Measurement is an important part of the scientific process. The key aspects concerning the quality of scientific measures are reliability and validity.

Reliability is a measure of the internal consistency and stability of a measuring device.

Validity gives us an indication of whether the measuring device measures what it claims to.

Internal consistency is the degree in which the items or questions on the measure consistently assess the same construct. Each question should be aimed at measuring the same thing. Internal consistency is often measured using Cronbach’s Alpha — a super-correlation of all the items on the scale. If the score is .70 or higher the measurement is acceptable. However, .80 or higher is preferable. It is also important to consider the context when considering the score that reflects internal consistency.
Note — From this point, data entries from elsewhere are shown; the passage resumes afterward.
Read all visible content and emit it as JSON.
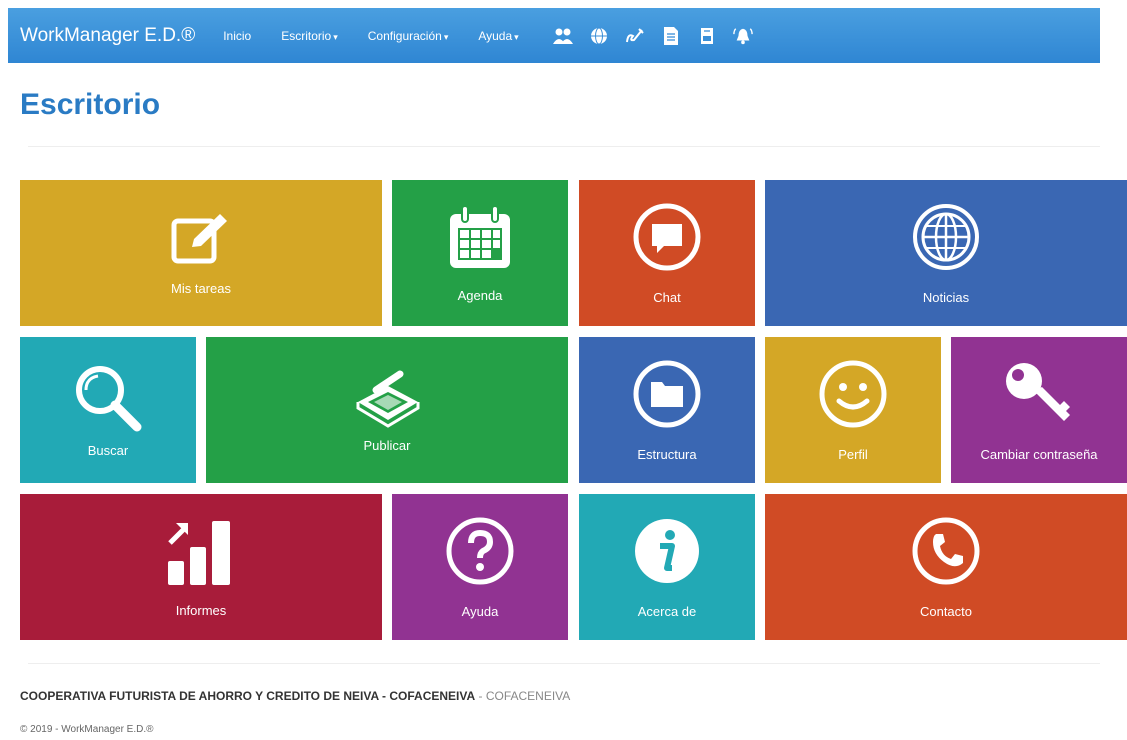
{
  "navbar": {
    "brand": "WorkManager E.D.®",
    "links": [
      "Inicio",
      "Escritorio",
      "Configuración",
      "Ayuda"
    ],
    "caret": "▾",
    "icons": [
      "users-icon",
      "globe-icon",
      "sign-icon",
      "document-icon",
      "archive-icon",
      "bell-icon"
    ]
  },
  "page": {
    "title": "Escritorio"
  },
  "tiles": [
    {
      "label": "Mis tareas",
      "icon": "edit-icon",
      "color": "#d4a726"
    },
    {
      "label": "Agenda",
      "icon": "calendar-icon",
      "color": "#24a047"
    },
    {
      "label": "Chat",
      "icon": "chat-icon",
      "color": "#d04b25"
    },
    {
      "label": "Noticias",
      "icon": "globe-icon",
      "color": "#3a67b3"
    },
    {
      "label": "Buscar",
      "icon": "search-icon",
      "color": "#22a9b5"
    },
    {
      "label": "Publicar",
      "icon": "scanner-icon",
      "color": "#24a047"
    },
    {
      "label": "Estructura",
      "icon": "folder-icon",
      "color": "#3a67b3"
    },
    {
      "label": "Perfil",
      "icon": "smiley-icon",
      "color": "#d4a726"
    },
    {
      "label": "Cambiar contraseña",
      "icon": "key-icon",
      "color": "#913392"
    },
    {
      "label": "Informes",
      "icon": "chart-icon",
      "color": "#a81c3a"
    },
    {
      "label": "Ayuda",
      "icon": "help-icon",
      "color": "#913392"
    },
    {
      "label": "Acerca de",
      "icon": "info-icon",
      "color": "#22a9b5"
    },
    {
      "label": "Contacto",
      "icon": "phone-icon",
      "color": "#d04b25"
    }
  ],
  "footer": {
    "org_name": "COOPERATIVA FUTURISTA DE AHORRO Y CREDITO DE NEIVA - COFACENEIVA",
    "org_short": " - COFACENEIVA",
    "copyright": "© 2019 - WorkManager E.D.®"
  }
}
Stability is often measured by test / retest reliability. The same person takes the same test twice and the scores from each test are compared. A high correlation between the two test scores implies the test is reliable. In most circumstances a correlation of at least .70 is considered acceptable. However, this is a general guideline and not a statistical test.

Interrater reliability is another reliability coefficient that is sometimes used in assessing reliability. With interrater reliability different judges or raters (two or more) make observations, record their findings and then compare their observations. If the raters are reliable then the percentage of agreement should be high.

When asking if a measure is valid we are asking if it measures what is supposed to. Validity is a judgment based on collected data, not a statistical test. There are two primary ways to determine validity: existing measures and known group differences.

The existing measures test determines if the new measure correlates with existing relevant valid measures. The new measure should be similar to measures that have been recorded with already-established valid measuring devices.

Known group differences determine whether the new measure distinguishes between known group differences. An illustration of known group differences is seen when different groups are given the same measure, and are expected to score differently. As an example, if you were to give Democrats and Republicans a test assessing the strength of certain political views, you would expect them to score differently. Their views are substantially different on many issues. If these two groups scored differently, as expected, we could say that the measure indicates validity — measurement of what it claims to measure.

When designing new measuring devices it is imperative to consider their reliability and validity. A measure can be reliable and not valid. But a valid measure is always a reliable measure.